In case the primary datanode encounters an exception while writing to the 
downstream datanode, it declares the block as bad. It removes the immediate 
downstream datanode from the pipeline. It makes an RPC to the namenode to 
abandon the current blockId and*replace* the block id with a new one. It then 
establishes a new pipeline using the new blockid using the remaining datanodes. 
 It then copies all the data from the local temporary block file to the 
downstream datanodes using the new blockId.

The Secondary Datanodes
------------------------------------
The Secondary datanode has two threads per stream. The first thread processes 
incoming packets from the upstream datanode, writes them to the downstream 
datanode and writes them to local disk. The second thread processes responses 
from downstream datanodes and forwards them back to the upstream datanode.
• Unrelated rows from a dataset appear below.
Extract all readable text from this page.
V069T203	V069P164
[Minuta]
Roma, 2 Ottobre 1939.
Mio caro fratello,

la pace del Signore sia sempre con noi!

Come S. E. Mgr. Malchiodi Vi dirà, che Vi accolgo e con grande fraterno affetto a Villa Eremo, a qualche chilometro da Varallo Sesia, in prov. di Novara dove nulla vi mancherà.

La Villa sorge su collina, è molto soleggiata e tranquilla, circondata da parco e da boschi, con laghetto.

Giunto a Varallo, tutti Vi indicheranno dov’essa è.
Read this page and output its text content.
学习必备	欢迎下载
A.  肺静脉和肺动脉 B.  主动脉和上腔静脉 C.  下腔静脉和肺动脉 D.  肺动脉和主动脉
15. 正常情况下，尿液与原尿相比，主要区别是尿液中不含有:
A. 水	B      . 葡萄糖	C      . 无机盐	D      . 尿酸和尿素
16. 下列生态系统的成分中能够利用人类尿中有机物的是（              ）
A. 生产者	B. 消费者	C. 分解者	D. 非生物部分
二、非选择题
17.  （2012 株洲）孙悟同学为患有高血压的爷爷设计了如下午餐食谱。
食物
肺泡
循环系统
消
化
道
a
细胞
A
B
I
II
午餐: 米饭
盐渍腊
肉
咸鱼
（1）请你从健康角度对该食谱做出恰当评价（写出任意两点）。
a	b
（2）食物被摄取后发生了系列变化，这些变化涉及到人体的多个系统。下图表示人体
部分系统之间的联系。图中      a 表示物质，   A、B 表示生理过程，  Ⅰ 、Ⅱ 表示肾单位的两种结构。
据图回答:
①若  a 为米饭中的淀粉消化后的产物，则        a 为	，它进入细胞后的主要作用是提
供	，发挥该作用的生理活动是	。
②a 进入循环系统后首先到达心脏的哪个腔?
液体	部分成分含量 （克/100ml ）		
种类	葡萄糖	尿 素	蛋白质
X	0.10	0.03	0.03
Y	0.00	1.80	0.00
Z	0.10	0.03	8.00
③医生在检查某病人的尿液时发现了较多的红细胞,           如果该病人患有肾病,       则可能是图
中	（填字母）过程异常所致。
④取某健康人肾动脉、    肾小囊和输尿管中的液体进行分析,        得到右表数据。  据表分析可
Each secondary datanode sends its response as well forwards the response of all 
downstream datanodes.



> Remove the DFS Client disk-based cache
> --------------------------------------
>
>                 Key: HADOOP-1707
>                 URL: https://issues.apache.org/jira/browse/HADOOP-1707
>             Project: Hadoop
>          Issue Type: Improvement
>          Components: dfs
>            Reporter: dhruba borthakur
>            Assignee: dhruba borthakur
>             Fix For: 0.16.0
>
>
> The DFS client currently uses a staging file on local disk to cache all 
> user-writes to a file. When the staging file accumulates 1 block worth of 
> data, its contents are flushed to a HDFS datanode. These operations occur 
> sequentially.
> A simple optimization of allowing the user to write to another staging file 
> while simultaneously uploading the contents of the first staging file to HDFS 
> will improve file-upload performance.